Publish AWS batch -> S3

Hello,

Sorry to ask, I’m sure what I’m trying is trivial but I cannot find an example in docs or on the forum.

I’ve got a nextflow script involving Dragen & AWS Batch where the outputs are written directly to the F1 instance I launch. I stream fastq input from S3.

I’ve a very simple config, with an out_dir like so:

params {
    out_dir = 's3://bucket/simpleDragen_out/'
}

and in my main process, it’s referenced like so


process simpleDragen {
 
    publishDir  "${params.out_dir}", mode: 'copy', overwrite: true

    dragen ..... --output-directory ./ .....
    
}

If afterwards, I do the below, I pick up all the inputs and outputs so I can see it exists. However nextflow is not pushing the results automatically. Am I missing a major step?

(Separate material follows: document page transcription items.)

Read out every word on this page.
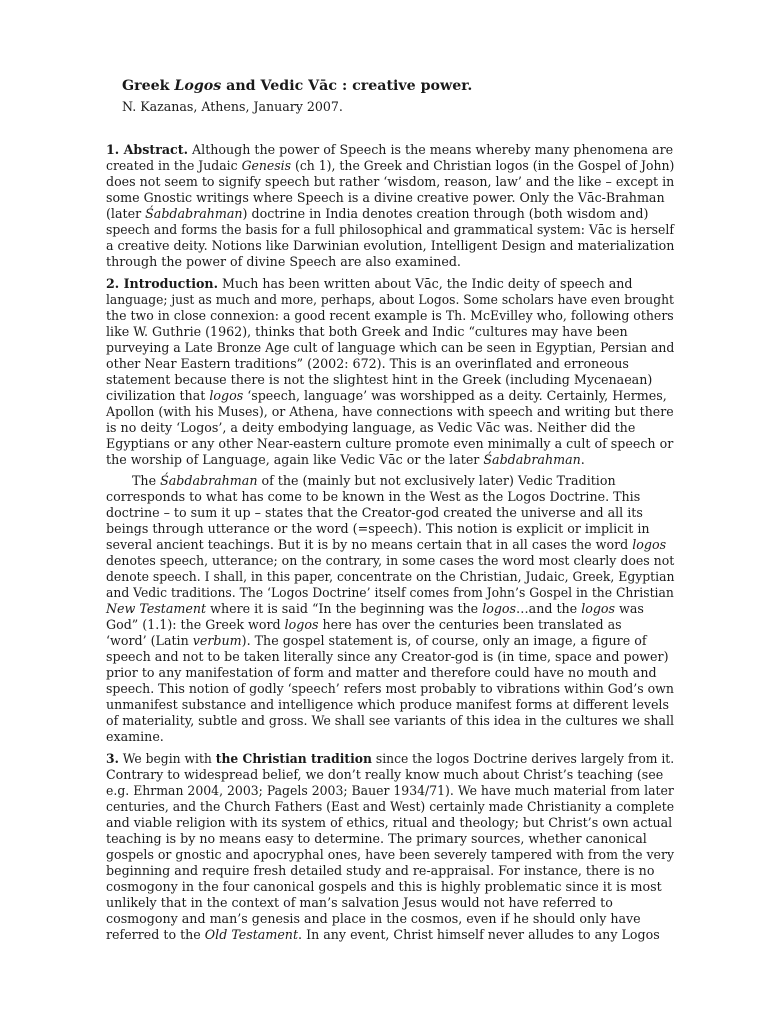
Greek Logos and Vedic Vāc : creative power.
N. Kazanas, Athens, January 2007.
1. Abstract. Although the power of Speech is the means whereby many phenomena are
created in the Judaic Genesis (ch 1), the Greek and Christian logos (in the Gospel of John)
does not seem to signify speech but rather ‘wisdom, reason, law’ and the like – except in
some Gnostic writings where Speech is a divine creative power. Only the Vāc-Brahman
(later Śabdabrahman) doctrine in India denotes creation through (both wisdom and)
speech and forms the basis for a full philosophical and grammatical system: Vāc is herself
a creative deity. Notions like Darwinian evolution, Intelligent Design and materialization
through the power of divine Speech are also examined.
2. Introduction. Much has been written about Vāc, the Indic deity of speech and
language; just as much and more, perhaps, about Logos. Some scholars have even brought
the two in close connexion: a good recent example is Th. McEvilley who, following others
like W. Guthrie (1962), thinks that both Greek and Indic “cultures may have been
purveying a Late Bronze Age cult of language which can be seen in Egyptian, Persian and
other Near Eastern traditions” (2002: 672). This is an overinflated and erroneous
statement because there is not the slightest hint in the Greek (including Mycenaean)
civilization that logos ‘speech, language’ was worshipped as a deity. Certainly, Hermes,
Apollon (with his Muses), or Athena, have connections with speech and writing but there
is no deity ‘Logos’, a deity embodying language, as Vedic Vāc was. Neither did the
Egyptians or any other Near-eastern culture promote even minimally a cult of speech or
the worship of Language, again like Vedic Vāc or the later Śabdabrahman.
The Śabdabrahman of the (mainly but not exclusively later) Vedic Tradition
corresponds to what has come to be known in the West as the Logos Doctrine. This
doctrine – to sum it up – states that the Creator-god created the universe and all its
beings through utterance or the word (=speech). This notion is explicit or implicit in
several ancient teachings. But it is by no means certain that in all cases the word logos
denotes speech, utterance; on the contrary, in some cases the word most clearly does not
denote speech. I shall, in this paper, concentrate on the Christian, Judaic, Greek, Egyptian
and Vedic traditions. The ‘Logos Doctrine’ itself comes from John’s Gospel in the Christian
New Testament where it is said “In the beginning was the logos…and the logos was
God” (1.1): the Greek word logos here has over the centuries been translated as
‘word’ (Latin verbum). The gospel statement is, of course, only an image, a figure of
speech and not to be taken literally since any Creator-god is (in time, space and power)
prior to any manifestation of form and matter and therefore could have no mouth and
speech. This notion of godly ‘speech’ refers most probably to vibrations within God’s own
unmanifest substance and intelligence which produce manifest forms at different levels
of materiality, subtle and gross. We shall see variants of this idea in the cultures we shall
examine.
3. We begin with the Christian tradition since the logos Doctrine derives largely from it.
Contrary to widespread belief, we don’t really know much about Christ’s teaching (see
e.g. Ehrman 2004, 2003; Pagels 2003; Bauer 1934/71). We have much material from later
centuries, and the Church Fathers (East and West) certainly made Christianity a complete
and viable religion with its system of ethics, ritual and theology; but Christ’s own actual
teaching is by no means easy to determine. The primary sources, whether canonical
gospels or gnostic and apocryphal ones, have been severely tampered with from the very
beginning and require fresh detailed study and re-appraisal. For instance, there is no
cosmogony in the four canonical gospels and this is highly problematic since it is most
unlikely that in the context of man’s salvation Jesus would not have referred to
cosmogony and man’s genesis and place in the cosmos, even if he should only have
referred to the Old Testament. In any event, Christ himself never alludes to any Logos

aws s3 sync ./ s3://bucket/simpleDragen_out/

Any guidance is appreciated, thanks :slight_smile:

From the Nextflow official documentation on publishDir:

Have you tested how long it takes for the files to appear in the publish directory? It shouldn’t take too long, but some time after the pipeline run is finished is expected.

1 Like

Sorry this is my fault entirely!!

Forgot to define an output so doing the below fixed it. I had thought it automatically picked up what the process produced!

Onwards and upwards

process simpleDragen {
    publishDir  "${params.out_dir}", mode: 'copy', overwrite: true
    output:
    path 'sample*'
    input:
    file fastq1
    file fastq2
    script:
     .............................

Oh, exactly.

Can you think of the TBs of data that would be transferred and stored somewhere if Nextflow transferred everything a task produces? 🫨 That’s why we need the output block to:

a) Throw a warning/error if the task doesn’t deliver what’s supposed to be delivered
b) Make sure the specific set of outputs required by the next task will be available for this next task
c) Guarantee only meaningful output is taken into consideration for reports (e.g. with MultiQC) and published in our results folder.

1 Like

This topic was automatically closed 7 days after the last reply. New replies are no longer allowed.